Consider the statement "10 to 20 percent of the time that it used to take." I've been saying, "it takes half the time, most of the time" for a long time. Truly, we're experiencing a software revolution.
Alain Gentilhomme, director for the Developer and Platform Evangelism Division at Microsoft, said about .NET's benefits, "We are delighted with the innovative ways our customers are implementing .NET. Honeywell is a perfect example of the productivity and ROI that large enterprises can realize from the .NET Framework, Visual Studio .NET, and XML Web services. Enterprises that have large existing investments and that need to move to the connected world of XML Web services are finding .NET to be the most straightforward way to move ahead, providing the most bang for their buck in terms of people, resources, and time."
The most exciting announcement that Microsoft made was about Jupiter. Microsoft briefed me about this technology a few months ago in a nondisclosure agreement (NDA) meeting in Redmond, and I never thought that the company would publicly announce Jupiter so soon. Due in the 18-month time frame, Jupiter will combine, and consequently integrate, Microsoft's Content Management Server, Commerce Server, and BizTalk Server. The idea behind Jupiter is to allow less painful integration for users who have projects that use these three server products and to further Microsoft's "better together" commitment. Microsoft is positioning Jupiter to compete directly against IBM's WebSphere product line.
Microsoft also revealed more information about Titanium, the code name for the next Microsoft Exchange Server version. Titanium promises to provide dramatic reductions in total cost of ownership (TCO) and the best-connected user experience online, across a range of network connections, or offline. Titanium will offer XSO, the code name for a new managed API for adding collaborative functionality to .NET applications. XSO will make integrating Exchange data and services (e.g., email notifications, calendaring, contacts, tasks) into business applications more intuitive for developers. Because XSO is also remotely accessible, applications built with XSO don't have to reside on the Exchange server, so more applications will be able to use Exchange functionality from anywhere in the organization. Microsoft also predicts enterprises that run Titanium will be able to significantly decrease the amount of Exchange server hardware they need thanks to new backup technology, Volume Shadow Copy Service (VSS)—not to be confused with Visual SourceSafe—and improvements to reduce and compress traffic between Microsoft Outlook and Exchange. Titanium also boasts improvements such as Messaging API (MAPI) over HTTP, a new Outlook Web Access (OWA) client, and native support for mobile devices.

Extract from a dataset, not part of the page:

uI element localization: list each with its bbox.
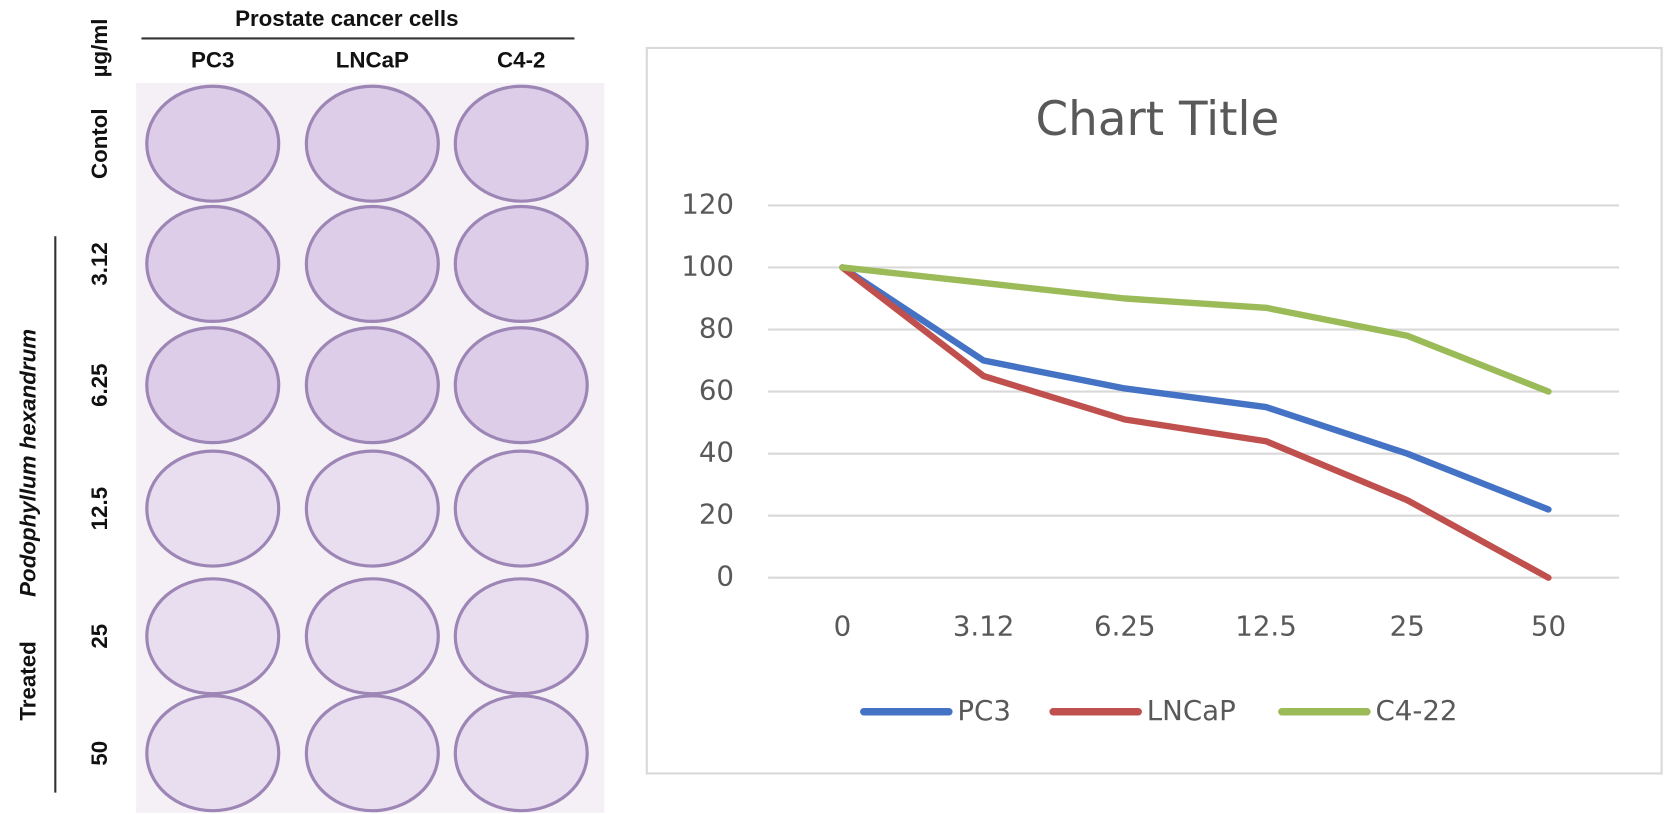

Another announcement Microsoft made concerned Microsoft Solution for UNIX Migration (MSUM), a set of tested templates and best practices on how to interoperate or move mission-critical business applications from UNIX to Windows. The Windows Server Platform installed base continues to grow, while the combined UNIX derivatives continue to decline. Microsoft's Industry Partners are prepared to provide services and support programs focused on helping customers who want UNIX applications to interoperate with or migrate to Windows Server platforms. Microsoft reported that more than 100 of the largest enterprises worldwide are in various stages of migration, with more than 50 of those migrations already completed.
With no large conferences scheduled before April 2003, we'll have to wait a while for more major announcements from Microsoft. But the launch events for Windows .NET Server (Win.NET Server) 2003 and for Visual Studio .NET 2003, although not officially scheduled yet, are coming soon.